At Elandslaagte the Boers had exactly seven hundred and fifty burghers pitted against the five or six thousand British; Spion Kop was won from three thousand British by three hundred and fifty Boers; at the Tugela Botha with not more than twenty-six hundred men fought for more than a week against ten times that number of soldiers under General Buller; while the greatest disparity between the opposing forces was at Paardeberg, where Cronje spent a week in trying to lead his four thousand men through the encircling wall of forty or fifty thousand British soldiers. Sannaspost was not a decisive battle of the war, since no point of great strategical importance was at stake, but it was more in the nature of a demonstration of what the Boers were able to do when they were opposed to a force of equal strength.

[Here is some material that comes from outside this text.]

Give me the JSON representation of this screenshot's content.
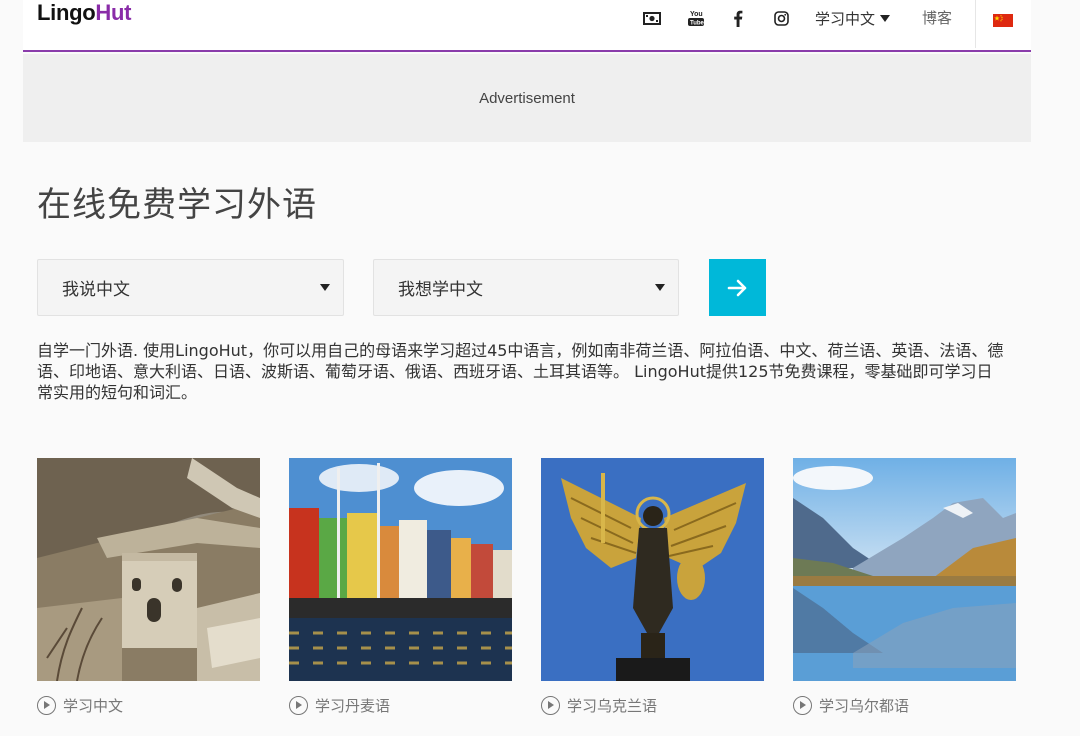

It was a test which was equally fair to both contestants, and neither of them could reasonably claim to have possessed an advantage over the other a day before the battle was fought.
The British commander, Colonel Broadwood, had seventeen hundred men in his column, and General De Wet was at the head of about two hundred and fifty less than that number, but the strength of the forces was equalised by the Boer general's intimate knowledge of the country.